Two careers hung in the balance as a Texas traffic cop and a senior judge dueled it out for 45 minutes on a Houston highway after he pulled her over for multiple traffic violations.
Harris County District Court Judge Kelli Johnson was quick to let the officer know who she was, and demand he call her friends in the police department after he stopped her on US290 on April 12.
Footage from both police bodycams at the scene was rendered useless by a mysterious ‘obstruction’, according to the Harris County Sheriff’s Office.
But audio recorded Sgt. Colin McHugh telling her she had been speeding, eating and looking at her phone, making unsafe lane changes, and that he could smell alcohol.
‘I could lose my entire career,’ Johnson told him.
‘And here’s the thing, your honor,’ he replied. ‘I could lose my entire career if I let you use your position of you being a judge to do this.’
The glamorous Democrat had spent the week presiding over the trial of Brian Coulter, shortly to be convicted over the murder of his girlfriend’s son, whose body was left to rot for a year.
‘I’m a judge,’ she told McHugh.
‘You’re a judge?’ he replied.
‘A criminal district judge. Yes,’ she confirmed.
McHugh told her why he had stopped her before a second officer arrived to conduct a field sobriety test.
She asked the second officer for a supervisor, telling her: ‘If I do this test and you don’t think I do well, I lose my career and this.
‘I mean, can you call, like, a witness? Can we call Ben Katrib? I’ll call Sidney Miller. Sheriff Gonzalez.
‘This is a huge deal for me.’
The second officer told McHugh about her request and he returned to the car.
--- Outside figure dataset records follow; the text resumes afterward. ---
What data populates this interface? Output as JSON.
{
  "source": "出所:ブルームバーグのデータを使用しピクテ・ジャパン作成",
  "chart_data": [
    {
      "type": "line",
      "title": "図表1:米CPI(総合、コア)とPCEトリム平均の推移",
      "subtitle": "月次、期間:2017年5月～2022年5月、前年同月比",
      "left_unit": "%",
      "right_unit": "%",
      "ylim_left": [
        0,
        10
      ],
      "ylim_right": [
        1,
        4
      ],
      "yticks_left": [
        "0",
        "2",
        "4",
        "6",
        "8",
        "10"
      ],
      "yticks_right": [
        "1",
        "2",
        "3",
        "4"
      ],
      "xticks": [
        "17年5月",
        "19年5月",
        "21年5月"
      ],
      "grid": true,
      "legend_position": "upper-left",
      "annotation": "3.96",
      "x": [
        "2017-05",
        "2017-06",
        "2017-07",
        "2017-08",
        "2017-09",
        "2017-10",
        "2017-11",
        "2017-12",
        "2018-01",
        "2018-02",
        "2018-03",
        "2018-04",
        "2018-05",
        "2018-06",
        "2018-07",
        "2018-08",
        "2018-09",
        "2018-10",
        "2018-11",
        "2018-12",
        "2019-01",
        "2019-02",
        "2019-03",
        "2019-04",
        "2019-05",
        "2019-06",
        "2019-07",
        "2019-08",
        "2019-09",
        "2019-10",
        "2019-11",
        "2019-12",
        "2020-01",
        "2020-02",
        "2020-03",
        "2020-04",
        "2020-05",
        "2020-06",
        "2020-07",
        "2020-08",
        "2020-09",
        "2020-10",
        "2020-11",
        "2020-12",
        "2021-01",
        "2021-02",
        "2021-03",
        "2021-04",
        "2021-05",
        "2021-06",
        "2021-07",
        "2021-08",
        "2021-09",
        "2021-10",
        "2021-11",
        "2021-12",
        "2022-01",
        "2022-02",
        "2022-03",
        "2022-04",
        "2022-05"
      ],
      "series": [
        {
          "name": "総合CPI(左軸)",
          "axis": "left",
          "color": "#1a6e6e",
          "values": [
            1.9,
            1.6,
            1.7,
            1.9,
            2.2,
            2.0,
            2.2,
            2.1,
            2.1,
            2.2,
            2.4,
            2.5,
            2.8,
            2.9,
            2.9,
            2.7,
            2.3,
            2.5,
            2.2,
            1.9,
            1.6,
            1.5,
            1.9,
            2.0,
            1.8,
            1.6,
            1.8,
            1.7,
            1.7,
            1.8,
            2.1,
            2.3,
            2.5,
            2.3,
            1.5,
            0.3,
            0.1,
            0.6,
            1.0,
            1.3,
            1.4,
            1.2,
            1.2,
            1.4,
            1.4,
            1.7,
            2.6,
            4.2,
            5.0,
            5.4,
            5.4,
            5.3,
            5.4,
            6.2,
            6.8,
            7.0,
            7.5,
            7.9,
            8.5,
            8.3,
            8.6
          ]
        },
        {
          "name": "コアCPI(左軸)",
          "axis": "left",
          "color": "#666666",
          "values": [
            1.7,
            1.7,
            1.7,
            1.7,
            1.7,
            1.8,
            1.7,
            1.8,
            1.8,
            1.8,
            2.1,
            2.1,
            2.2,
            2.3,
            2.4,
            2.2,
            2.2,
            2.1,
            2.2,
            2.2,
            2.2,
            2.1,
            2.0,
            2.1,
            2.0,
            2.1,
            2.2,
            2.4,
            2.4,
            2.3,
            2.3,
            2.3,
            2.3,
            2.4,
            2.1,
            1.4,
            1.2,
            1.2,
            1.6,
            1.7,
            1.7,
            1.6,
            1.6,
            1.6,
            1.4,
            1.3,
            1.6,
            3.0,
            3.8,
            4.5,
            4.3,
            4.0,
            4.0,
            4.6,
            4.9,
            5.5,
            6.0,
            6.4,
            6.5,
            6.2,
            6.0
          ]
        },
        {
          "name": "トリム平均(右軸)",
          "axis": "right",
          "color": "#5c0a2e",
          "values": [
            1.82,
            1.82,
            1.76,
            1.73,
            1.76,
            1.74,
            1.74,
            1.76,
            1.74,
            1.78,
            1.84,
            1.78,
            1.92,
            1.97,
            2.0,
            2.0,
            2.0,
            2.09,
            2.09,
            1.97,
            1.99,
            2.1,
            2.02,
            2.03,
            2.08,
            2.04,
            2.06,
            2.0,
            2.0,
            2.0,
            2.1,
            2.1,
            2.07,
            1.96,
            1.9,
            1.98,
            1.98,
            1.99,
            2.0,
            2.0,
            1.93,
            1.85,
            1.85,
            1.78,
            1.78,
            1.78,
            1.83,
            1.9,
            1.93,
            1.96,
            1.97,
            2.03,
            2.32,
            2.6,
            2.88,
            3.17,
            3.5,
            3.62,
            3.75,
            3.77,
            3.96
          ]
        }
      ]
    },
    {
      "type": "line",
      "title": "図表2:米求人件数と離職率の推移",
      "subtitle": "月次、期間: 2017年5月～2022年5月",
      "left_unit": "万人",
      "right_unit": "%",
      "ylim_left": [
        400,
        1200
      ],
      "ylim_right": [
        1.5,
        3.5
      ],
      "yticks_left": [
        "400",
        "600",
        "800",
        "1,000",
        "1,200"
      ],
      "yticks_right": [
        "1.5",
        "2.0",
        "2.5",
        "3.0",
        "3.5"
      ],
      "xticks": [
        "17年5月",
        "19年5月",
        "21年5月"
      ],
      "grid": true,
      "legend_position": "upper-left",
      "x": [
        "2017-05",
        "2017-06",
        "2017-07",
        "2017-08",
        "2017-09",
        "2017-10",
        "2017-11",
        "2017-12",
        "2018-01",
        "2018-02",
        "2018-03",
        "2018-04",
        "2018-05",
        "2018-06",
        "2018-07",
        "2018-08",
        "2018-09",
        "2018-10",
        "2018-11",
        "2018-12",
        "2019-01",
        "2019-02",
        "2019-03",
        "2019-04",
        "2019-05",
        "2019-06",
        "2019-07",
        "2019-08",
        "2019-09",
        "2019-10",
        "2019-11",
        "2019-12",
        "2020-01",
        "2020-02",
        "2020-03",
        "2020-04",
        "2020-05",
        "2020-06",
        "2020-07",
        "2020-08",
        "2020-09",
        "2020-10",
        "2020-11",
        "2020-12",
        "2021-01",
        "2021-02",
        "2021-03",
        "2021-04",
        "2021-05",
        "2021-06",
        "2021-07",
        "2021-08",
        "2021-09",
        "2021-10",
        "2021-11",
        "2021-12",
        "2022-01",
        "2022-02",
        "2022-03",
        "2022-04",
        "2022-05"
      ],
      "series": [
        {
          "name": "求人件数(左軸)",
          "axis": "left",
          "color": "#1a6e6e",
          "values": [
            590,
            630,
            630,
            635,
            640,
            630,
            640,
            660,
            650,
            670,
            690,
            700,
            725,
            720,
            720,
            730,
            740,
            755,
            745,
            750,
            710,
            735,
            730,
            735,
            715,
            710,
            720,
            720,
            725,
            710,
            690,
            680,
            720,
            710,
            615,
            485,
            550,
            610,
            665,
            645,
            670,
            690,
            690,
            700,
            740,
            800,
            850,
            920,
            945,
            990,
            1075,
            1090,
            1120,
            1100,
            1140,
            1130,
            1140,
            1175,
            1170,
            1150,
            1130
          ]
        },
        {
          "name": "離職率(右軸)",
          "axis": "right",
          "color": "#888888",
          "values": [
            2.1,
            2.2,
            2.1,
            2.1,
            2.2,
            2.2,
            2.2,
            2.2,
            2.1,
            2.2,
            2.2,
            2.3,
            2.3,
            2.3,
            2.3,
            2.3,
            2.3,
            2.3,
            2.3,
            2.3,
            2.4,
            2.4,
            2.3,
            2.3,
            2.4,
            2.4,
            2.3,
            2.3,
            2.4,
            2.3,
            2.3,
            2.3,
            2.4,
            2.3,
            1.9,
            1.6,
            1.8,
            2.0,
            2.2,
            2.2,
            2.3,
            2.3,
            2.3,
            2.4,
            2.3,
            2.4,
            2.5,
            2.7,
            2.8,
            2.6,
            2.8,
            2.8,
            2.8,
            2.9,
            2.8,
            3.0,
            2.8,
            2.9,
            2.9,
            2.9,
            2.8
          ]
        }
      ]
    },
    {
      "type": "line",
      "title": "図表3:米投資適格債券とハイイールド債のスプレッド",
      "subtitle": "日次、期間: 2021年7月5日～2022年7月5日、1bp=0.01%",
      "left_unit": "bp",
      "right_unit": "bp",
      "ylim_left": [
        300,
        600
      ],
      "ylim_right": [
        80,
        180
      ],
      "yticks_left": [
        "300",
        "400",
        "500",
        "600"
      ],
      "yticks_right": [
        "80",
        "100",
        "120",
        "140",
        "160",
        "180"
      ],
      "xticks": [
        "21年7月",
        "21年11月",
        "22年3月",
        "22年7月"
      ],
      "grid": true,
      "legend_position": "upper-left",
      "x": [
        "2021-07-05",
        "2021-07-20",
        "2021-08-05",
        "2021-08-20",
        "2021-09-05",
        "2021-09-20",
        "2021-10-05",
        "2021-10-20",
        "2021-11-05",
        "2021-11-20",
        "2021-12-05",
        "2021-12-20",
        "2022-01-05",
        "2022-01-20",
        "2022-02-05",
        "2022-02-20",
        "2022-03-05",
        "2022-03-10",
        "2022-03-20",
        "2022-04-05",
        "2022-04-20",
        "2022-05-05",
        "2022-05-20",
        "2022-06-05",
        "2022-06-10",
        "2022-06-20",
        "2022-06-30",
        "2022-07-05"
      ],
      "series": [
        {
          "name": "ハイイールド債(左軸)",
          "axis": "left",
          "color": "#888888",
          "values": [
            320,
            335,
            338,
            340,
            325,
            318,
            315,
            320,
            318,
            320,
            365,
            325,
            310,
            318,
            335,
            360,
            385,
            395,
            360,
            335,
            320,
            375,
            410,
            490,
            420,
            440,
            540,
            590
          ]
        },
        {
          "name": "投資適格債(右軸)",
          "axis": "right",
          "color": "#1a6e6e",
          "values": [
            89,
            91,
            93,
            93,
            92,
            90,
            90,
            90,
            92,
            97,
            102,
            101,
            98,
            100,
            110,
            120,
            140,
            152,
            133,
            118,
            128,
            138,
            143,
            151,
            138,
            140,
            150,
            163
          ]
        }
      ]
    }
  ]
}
‘Ma’am, here’s the thing,’ he told her. ‘I am her supervisor, OK? She is asking you to exit the car so she can administer her SFST to you.
‘Everything we do is recorded on that camera. This body camera. Everything here. We are not calling Lt. Katrib, and we are not calling Sheriff Gonzalez.
‘This is an investigation into an impaired driver.’
‘I could lose my entire career,’ Johnson told him.
‘And here’s the thing, your honor, I could lose my entire career if I let you use your position of you being a judge to do this,’ he replied.
‘I’m not using a position,’ she insisted.
Johnson who was elected in 2017 is one of the state’s most high-profile judges having presided over cases including that of former NFL star Antonio Armstrong Jr who was convicted of killing his parents as a 16-year-old in 2016.
She is the first openly gay female judge elected in Harris County and has two sons, a 12-year-old and an 11-month-old, with her wife Hilary Bartlett.
She was days away from taking a medical leave of absence from the bench with one courthouse employee telling local news station KTRK she exhibited ‘manic behavior’, and on May 4 police would be called to the house she shares with her family for a ‘crisis intervention’.
McHugh told her both he and his colleague could smell alcohol on her breath and demanded she get out of the car.
‘She sees your eyes are red and bloodshot,’ he told her. ‘Now as the wind is blowing, I do smell it.’
The test was carried out and Johnson failed a couple of indicators but decided that the failures were not significant enough to warrant an arrest.
‘She’s probably been drinking, just not the level of,’ he told his colleague.
‘So I’m going to write you a warning citation for the speeding, 77 in a 65 and let it go at that,’ he told Johnson.
‘Fair enough? Alright.’
Retired Houston Police Department Captain Greg Fremin said the judge had had a very narrow escape.
‘She’s lucky she got off with a warning, considering the multiple traffic violations,’ he told ABC13.
Harris County Sheriff’s’ Office said their officers had played it by the book.
‘Deputies use discretion with the issuance of citations,’ Senior Deputy Thomas Gilliland told the station in an email.
‘A total of 64 percent of HCSO traffic stops result in either a written or verbal warning.
‘The standardized field sobriety test (SFST) is a nationally recognized examination used to establish probable cause to assess for impairment.
‘If there are not enough signs to indicate impairment, then an arrest would not be an appropriate course of action.’